The strengths of combination tools are most clearly recognised in industrial-scale series production, as the combination of several production steps saves both machining and tool changing time. However, the tools often have different tool lives for the different machining operations. When one of the components reaches the end of its tool life, the whole tool has to be replaced. MAPAL therefore offers combination tools of modular design In order to be able to fully exploit the tool life of each component.
MAPAL has now developed a new, modular tool concept for the machining of the valve spring seat and the parent metal bore for valve seat rings and valve guides of an aluminium cylinder head. Two combination tools are employed. Both can be designed for MQL machining and have a hydraulic expansion system that clamps both cylindrical shanks inwards and ring-shaped tools outwards. Additive production makes this type of tool clamping possible. Handling and tool changing are quite straightforward.
Boring and countersinking in one pass
The first of the two tools consists of an uncoated solid carbide Tritan-Drill and a PCD-tipped ring-shaped countersinking tool. The Tritan-Drill rough-machines the blind bore for the valve guide while the counterboring tool finish-machines the valve spring seat. The three cutting edges of the Tritan-Drill allow machining with a considerably higher feed rate as compared to twin cutting drills – and with at least the same quality.
The countersinking tool also has triple cutting. This ensures vibration-free machining of the valve spring seat – and that despite difficult cutting conditions due to the cored contours in the workpiece. Machining without vibration results in a higher workpiece quality and a long tool life.
Protection against twisting ensures the correct fitting of both the drill and the counterboring tool. The optimum position and edge-free transition between the chip spaces of drill and counterboring tool ensure a reliable removal of the chips.
The combination of the two machining steps in one tool shortens the cycle time. In practice the blind bore can be drilled with a spindle speed of 8,000 rpm and a feed rate of 3.2 m/min, while the valve spring seat is finish-machined with a spindle speed of 8,000 rpm and a feed rate of 2 m/min. The combination of the two steps reduces the non-productive times per cylinder head by eight to twelve seconds, depending on the machine. Thanks to the triple cutting possibility of the tools and the high machining values, more than 30 seconds are also saved for the machining of each cylinder head compared with twin cutting tools.
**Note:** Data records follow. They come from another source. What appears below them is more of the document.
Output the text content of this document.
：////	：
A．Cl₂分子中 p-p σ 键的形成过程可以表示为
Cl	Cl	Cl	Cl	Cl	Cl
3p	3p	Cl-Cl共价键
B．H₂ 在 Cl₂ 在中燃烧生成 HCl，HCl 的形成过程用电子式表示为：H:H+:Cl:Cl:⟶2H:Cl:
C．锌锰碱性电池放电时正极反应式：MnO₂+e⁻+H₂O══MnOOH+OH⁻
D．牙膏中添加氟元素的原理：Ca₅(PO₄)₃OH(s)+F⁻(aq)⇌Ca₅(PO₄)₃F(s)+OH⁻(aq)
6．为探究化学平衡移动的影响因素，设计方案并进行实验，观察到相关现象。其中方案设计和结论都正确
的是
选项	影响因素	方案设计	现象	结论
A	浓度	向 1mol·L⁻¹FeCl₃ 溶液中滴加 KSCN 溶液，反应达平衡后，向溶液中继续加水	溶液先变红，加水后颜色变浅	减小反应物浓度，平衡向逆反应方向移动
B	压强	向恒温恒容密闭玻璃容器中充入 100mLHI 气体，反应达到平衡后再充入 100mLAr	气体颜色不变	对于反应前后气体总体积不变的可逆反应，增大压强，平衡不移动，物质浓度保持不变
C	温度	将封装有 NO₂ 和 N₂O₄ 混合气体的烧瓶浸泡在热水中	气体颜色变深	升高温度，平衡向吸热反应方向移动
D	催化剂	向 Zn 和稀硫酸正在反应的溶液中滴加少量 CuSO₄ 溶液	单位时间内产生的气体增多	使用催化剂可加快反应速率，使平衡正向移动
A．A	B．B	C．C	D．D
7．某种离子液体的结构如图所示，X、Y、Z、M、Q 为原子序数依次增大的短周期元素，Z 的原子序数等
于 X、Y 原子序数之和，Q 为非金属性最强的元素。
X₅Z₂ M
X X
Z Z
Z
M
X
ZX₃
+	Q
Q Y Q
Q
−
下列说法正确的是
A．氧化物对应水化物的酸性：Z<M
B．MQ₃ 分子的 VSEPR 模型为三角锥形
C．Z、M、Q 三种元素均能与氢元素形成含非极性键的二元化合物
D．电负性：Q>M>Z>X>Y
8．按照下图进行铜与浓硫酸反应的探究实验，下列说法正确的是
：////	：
Different diameters with one tool
The second combination tool offers savings thanks to lower tool costs and optimum use of the tool life. It combines a PCD-tipped reamer for fine machining of the blind bore for the valve guide and a ring-shaped PCD-tipped boring tool for fine machining of the parent metal bore for the valve seat ring. Apart from the modular construction to allow optimum use to be made of the tool lives of the two components, this tool offers a further benefit compared with other concepts. The diameter of the blind bore for the valve guide is generally identical over the whole series. This is not true for the diameters of the valve seat rings. These differ not only within one cylinder head between the intake and exhaust sides, but also within one engine series. The modular tool system from MAPAL allows the complete engine range to be machined with just one base tool. Only the ring-shaped boring tool has to be replaced for the different diameters of the valve seat rings. The number of tools required and hence the tool costs are reduced significantly as a result. This second tool is operated with a spindle speed of 10,000 rpm and a feed rate of 6.6 m/min.
The two tools with the additively manufactured hydraulic expansion system offer significant time, and hence cost savings. Furthermore, optimum use can be made of the tool life of the individual components within the combination tools.